Something that has a toxic impact on the nerves of the ears or the ears themselves is known as ototoxic. At work or at home, people can be exposed to ototoxic chemicals. These chemicals can be absorbed by ingestion, inhalation, or through the skin. Once these chemicals get into the body, they can travel to the delicate nerves and other portions of the ear. The resulting hearing loss could be temporary or long-term, and the effect is worse when noise exposure is also at high levels.
The Occupational Safety and Health Administration, or OSHA, discovered five types of chemicals which can be hazardous to your hearing:
- Pharmaceuticals – Hearing can be damaged by drugs like diuretics, antibiotics, and analgesics. Consult your primary doctor and your hearing health specialist about any hazards presented by your medications.
- Asphyxiants – Asphyxiants lower the amount of oxygen in the air, and include things like carbon monoxide and tobacco smoke. Vehicles, stoves, gas tools, and other appliances could put out unsafe levels of these chemicals.
- Metals and Compounds – Hearing loss can be caused by metals like mercury and lead which also have other harmful health effects. These metals are typically found in the metal fabrication and furniture industries.

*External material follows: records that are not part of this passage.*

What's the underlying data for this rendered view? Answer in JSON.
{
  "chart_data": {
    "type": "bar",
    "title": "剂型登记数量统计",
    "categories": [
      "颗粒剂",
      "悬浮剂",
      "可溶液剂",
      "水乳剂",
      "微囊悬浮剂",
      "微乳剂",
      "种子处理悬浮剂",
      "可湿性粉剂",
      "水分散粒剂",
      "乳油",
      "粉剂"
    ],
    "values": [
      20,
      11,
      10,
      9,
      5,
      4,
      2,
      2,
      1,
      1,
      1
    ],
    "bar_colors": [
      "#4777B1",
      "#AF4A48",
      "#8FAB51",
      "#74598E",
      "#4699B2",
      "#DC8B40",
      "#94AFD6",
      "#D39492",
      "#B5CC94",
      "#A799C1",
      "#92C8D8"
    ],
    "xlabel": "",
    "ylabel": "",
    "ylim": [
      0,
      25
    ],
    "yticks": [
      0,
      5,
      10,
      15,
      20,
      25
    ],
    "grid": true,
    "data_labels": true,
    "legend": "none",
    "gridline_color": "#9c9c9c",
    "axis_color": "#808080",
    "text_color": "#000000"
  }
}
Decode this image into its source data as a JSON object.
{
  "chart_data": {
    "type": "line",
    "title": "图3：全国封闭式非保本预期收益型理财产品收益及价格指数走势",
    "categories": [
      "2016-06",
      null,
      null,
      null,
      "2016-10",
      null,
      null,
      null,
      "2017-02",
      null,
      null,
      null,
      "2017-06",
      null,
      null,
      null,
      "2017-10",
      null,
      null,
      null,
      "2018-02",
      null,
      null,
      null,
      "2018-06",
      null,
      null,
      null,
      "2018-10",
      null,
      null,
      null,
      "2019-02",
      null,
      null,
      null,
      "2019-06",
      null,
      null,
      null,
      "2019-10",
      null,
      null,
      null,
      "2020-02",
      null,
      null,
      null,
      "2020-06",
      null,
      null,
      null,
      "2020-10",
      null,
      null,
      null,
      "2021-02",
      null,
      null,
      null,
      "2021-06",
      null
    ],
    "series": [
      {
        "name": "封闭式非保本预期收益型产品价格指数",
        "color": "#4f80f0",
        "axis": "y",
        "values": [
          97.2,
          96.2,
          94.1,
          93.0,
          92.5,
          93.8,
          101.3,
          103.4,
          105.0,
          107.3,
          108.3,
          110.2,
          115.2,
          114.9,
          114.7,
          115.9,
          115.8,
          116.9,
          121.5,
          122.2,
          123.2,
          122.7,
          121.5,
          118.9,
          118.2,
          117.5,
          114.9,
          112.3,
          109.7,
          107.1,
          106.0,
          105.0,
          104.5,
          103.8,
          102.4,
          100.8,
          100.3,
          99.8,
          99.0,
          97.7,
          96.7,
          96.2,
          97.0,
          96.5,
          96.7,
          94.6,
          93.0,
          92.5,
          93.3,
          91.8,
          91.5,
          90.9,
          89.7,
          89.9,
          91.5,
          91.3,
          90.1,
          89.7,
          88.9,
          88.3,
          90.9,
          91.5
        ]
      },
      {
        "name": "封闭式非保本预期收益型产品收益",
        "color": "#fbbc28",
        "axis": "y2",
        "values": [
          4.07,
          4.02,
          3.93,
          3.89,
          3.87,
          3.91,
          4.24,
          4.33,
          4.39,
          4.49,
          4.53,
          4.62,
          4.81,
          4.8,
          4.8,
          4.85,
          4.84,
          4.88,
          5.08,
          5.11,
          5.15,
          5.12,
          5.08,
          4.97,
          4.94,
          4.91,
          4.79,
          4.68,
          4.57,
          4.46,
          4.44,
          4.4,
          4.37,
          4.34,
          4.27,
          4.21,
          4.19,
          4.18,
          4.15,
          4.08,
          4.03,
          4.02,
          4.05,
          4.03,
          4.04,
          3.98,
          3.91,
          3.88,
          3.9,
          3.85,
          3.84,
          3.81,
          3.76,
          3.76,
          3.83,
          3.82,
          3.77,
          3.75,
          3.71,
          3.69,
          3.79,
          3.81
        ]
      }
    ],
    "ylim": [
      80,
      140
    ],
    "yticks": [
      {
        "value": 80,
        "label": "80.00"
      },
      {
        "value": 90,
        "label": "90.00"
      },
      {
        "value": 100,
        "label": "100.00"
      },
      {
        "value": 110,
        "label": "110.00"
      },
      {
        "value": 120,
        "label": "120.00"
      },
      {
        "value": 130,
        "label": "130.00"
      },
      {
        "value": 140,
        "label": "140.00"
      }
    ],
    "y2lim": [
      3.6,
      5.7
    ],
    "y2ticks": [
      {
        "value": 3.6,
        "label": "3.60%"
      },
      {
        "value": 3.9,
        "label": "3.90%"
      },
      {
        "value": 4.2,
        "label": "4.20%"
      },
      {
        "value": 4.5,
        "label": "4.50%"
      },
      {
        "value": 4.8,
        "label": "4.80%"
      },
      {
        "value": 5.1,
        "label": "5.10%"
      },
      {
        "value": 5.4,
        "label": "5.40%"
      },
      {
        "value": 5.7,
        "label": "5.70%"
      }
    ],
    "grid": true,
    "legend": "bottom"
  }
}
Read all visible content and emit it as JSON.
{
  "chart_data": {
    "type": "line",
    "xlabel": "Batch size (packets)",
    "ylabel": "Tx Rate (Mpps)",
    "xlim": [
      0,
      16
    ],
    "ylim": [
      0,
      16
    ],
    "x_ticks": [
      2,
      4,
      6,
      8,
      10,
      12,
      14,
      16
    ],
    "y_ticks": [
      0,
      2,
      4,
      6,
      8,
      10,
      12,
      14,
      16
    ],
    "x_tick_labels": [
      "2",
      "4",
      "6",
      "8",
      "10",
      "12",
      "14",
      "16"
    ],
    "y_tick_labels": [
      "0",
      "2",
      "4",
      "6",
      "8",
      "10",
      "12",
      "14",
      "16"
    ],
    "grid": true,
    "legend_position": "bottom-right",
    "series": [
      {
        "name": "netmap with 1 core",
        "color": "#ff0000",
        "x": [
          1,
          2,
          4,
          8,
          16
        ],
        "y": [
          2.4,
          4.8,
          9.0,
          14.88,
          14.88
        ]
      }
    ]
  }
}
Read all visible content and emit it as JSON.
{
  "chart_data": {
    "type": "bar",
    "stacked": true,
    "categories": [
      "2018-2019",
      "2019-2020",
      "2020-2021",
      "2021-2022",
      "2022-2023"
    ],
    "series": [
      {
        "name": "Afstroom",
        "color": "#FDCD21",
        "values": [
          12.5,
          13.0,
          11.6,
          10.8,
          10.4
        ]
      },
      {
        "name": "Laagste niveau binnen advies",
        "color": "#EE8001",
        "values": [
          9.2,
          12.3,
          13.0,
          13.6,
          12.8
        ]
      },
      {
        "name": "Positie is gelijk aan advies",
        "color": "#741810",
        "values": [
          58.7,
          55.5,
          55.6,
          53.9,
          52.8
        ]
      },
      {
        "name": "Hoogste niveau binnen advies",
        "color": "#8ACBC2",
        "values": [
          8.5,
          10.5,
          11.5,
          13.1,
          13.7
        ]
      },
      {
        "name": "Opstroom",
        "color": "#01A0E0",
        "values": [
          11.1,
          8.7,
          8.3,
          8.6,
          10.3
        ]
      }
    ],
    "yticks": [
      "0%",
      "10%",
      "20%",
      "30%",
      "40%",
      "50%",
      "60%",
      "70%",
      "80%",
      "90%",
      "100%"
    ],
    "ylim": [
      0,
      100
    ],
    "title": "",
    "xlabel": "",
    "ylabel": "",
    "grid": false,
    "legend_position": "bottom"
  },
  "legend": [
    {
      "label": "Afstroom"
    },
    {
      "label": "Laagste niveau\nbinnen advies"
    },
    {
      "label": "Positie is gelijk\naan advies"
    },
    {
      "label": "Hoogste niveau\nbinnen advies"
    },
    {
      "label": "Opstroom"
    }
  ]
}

- Solvents – Specific industries including insulation and plastics use solvents such as carbon disulfide and styrene in manufacturing. Make sure that if you work in one of these industries, you wear all of your safety equipment and speak with your workplace safety officer about how much you are exposed.
- Nitriles – Nitriles including 3-Butenenitrile and acrylonitrile are used to make products such as automotive rubber and seals, super glue, and latex gloves. Nitrile-based products can be advantageous because they help repel water, but exposure can damage your hearing.
What Can You do if You’re Exposed to Ototoxic Chemicals?
The key to protecting your hearing from chemical exposure is to take precautions. Ask your employer about exposure levels to these chemicals if you work in the construction, plastics, pesticide spraying, automotive, or fire-fighting industries. Make sure you utilize every safety material your job offers, such as protective garment, gloves, and masks.
Be sure you adhere to all of the instructions on the labels of your medications before you use them. Use correct ventilation, including opening windows, and staying away from any chemicals or asking for assistance if you can’t decipher any of the labels. Chemicals and noise can have a cumulative impact on your hearing, so if you are around both at the same time, take additional precautions. Try to nip any potential problem in the bud by having a regular hearing test if you are on medications or if you can’t steer clear of chemicals. Hearing specialists have experience with the various causes of hearing loss and can help you figure out a plan to stop further damage.